Pa was shaking his hand as he answered, "And I'll be praying for you, my friend."

Then Mr. Weston and Deacon Slaughter hustled the reverend out to Mr. Weston's buggy and off to the depot. I didn't know what all that praying back and forth meant until later that evening, when Ma sent me to the study to call Pa to supper. I opened the door and he was sitting there reading.

I guess I must have dropped my jaw to my knees for the pure shock. My pa was sitting right there in the manse of the Congregational church reading The Descent of Man by Mr. Charles Darwin. It was a well-known fact in Leonardstown that this book was inspired by the Devil himself.

Pa let me stare awhile before he said quietly, "J. K. Pelham is a good man, Robbie, but he appears to be afraid of new ideas. I don't believe God wants us to be afraid of ideas."

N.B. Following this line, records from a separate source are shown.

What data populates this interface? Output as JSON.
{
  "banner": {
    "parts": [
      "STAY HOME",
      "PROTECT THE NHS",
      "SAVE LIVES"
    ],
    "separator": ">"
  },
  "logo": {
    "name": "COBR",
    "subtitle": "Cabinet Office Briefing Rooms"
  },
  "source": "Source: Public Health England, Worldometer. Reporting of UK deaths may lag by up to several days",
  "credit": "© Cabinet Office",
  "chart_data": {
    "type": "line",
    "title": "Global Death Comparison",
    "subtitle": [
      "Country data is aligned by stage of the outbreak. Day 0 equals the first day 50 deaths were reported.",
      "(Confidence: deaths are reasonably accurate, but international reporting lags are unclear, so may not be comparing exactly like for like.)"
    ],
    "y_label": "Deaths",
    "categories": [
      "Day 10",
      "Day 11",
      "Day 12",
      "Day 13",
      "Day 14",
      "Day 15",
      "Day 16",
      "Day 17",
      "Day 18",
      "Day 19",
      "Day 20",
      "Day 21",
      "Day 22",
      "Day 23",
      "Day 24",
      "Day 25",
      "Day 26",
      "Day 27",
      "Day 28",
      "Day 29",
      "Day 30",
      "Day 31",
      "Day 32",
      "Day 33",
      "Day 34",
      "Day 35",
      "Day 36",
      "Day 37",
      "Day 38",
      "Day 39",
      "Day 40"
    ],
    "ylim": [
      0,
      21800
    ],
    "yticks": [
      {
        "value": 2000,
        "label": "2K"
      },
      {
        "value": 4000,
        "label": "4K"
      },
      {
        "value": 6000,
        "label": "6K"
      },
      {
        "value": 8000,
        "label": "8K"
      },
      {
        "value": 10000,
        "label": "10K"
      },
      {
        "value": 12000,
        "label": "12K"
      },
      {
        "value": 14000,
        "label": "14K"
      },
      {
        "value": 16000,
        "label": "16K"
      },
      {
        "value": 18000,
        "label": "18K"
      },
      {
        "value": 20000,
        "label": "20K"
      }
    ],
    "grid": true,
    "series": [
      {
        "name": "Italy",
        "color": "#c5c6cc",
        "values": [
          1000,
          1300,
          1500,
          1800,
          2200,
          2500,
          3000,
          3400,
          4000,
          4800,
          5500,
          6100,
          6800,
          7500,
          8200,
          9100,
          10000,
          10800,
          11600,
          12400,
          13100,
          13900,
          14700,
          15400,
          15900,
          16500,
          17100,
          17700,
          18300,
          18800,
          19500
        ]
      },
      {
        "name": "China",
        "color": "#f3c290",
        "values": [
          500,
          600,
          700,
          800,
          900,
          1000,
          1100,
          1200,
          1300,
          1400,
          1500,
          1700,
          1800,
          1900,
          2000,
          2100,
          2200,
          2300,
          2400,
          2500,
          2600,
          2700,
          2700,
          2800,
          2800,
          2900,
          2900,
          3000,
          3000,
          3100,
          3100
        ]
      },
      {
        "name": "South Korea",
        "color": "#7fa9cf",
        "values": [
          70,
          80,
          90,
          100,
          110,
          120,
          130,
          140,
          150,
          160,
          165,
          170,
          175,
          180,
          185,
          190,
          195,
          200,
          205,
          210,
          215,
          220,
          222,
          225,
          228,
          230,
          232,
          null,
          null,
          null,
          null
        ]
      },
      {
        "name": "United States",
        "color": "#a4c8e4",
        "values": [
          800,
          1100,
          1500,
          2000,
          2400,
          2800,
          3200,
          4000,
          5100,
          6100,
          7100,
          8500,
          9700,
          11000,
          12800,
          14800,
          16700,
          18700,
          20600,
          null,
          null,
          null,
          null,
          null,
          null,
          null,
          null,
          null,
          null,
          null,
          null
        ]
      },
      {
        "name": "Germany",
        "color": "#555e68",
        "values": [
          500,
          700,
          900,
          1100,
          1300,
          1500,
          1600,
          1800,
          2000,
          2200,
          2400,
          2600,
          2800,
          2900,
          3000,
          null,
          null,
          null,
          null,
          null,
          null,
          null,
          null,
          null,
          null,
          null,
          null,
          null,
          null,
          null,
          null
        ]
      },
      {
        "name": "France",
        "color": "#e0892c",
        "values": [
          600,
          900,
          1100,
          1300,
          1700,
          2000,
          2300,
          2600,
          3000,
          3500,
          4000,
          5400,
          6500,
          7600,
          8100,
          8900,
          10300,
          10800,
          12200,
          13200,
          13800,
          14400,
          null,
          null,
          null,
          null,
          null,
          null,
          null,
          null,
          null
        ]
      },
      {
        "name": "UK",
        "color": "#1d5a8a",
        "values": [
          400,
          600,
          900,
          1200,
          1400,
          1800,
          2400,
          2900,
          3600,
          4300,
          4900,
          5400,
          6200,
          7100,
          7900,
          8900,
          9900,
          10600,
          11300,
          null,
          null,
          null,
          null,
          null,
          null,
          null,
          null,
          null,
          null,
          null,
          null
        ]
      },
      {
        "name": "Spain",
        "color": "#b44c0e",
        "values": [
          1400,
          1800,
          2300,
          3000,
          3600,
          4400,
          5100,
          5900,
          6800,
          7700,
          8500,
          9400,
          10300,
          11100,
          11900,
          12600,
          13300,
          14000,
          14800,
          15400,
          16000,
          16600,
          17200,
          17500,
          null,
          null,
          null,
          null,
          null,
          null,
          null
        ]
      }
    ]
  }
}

But the idea in that book, so Deacon Slaughter had announced one Wednesday night at prayer meeting, was that your great-great-great-great (and so forth) granddaddy was a monkey. I couldn't believe my pa, who was an ordained minister of the gospel and the father of impressionable children, would entertain such a horrifying notion. I said as much.

"I believe that God created us, Robbie, but I'm not wise enough to know just how he chose to do it. I think Mr. Darwin's theory merits study."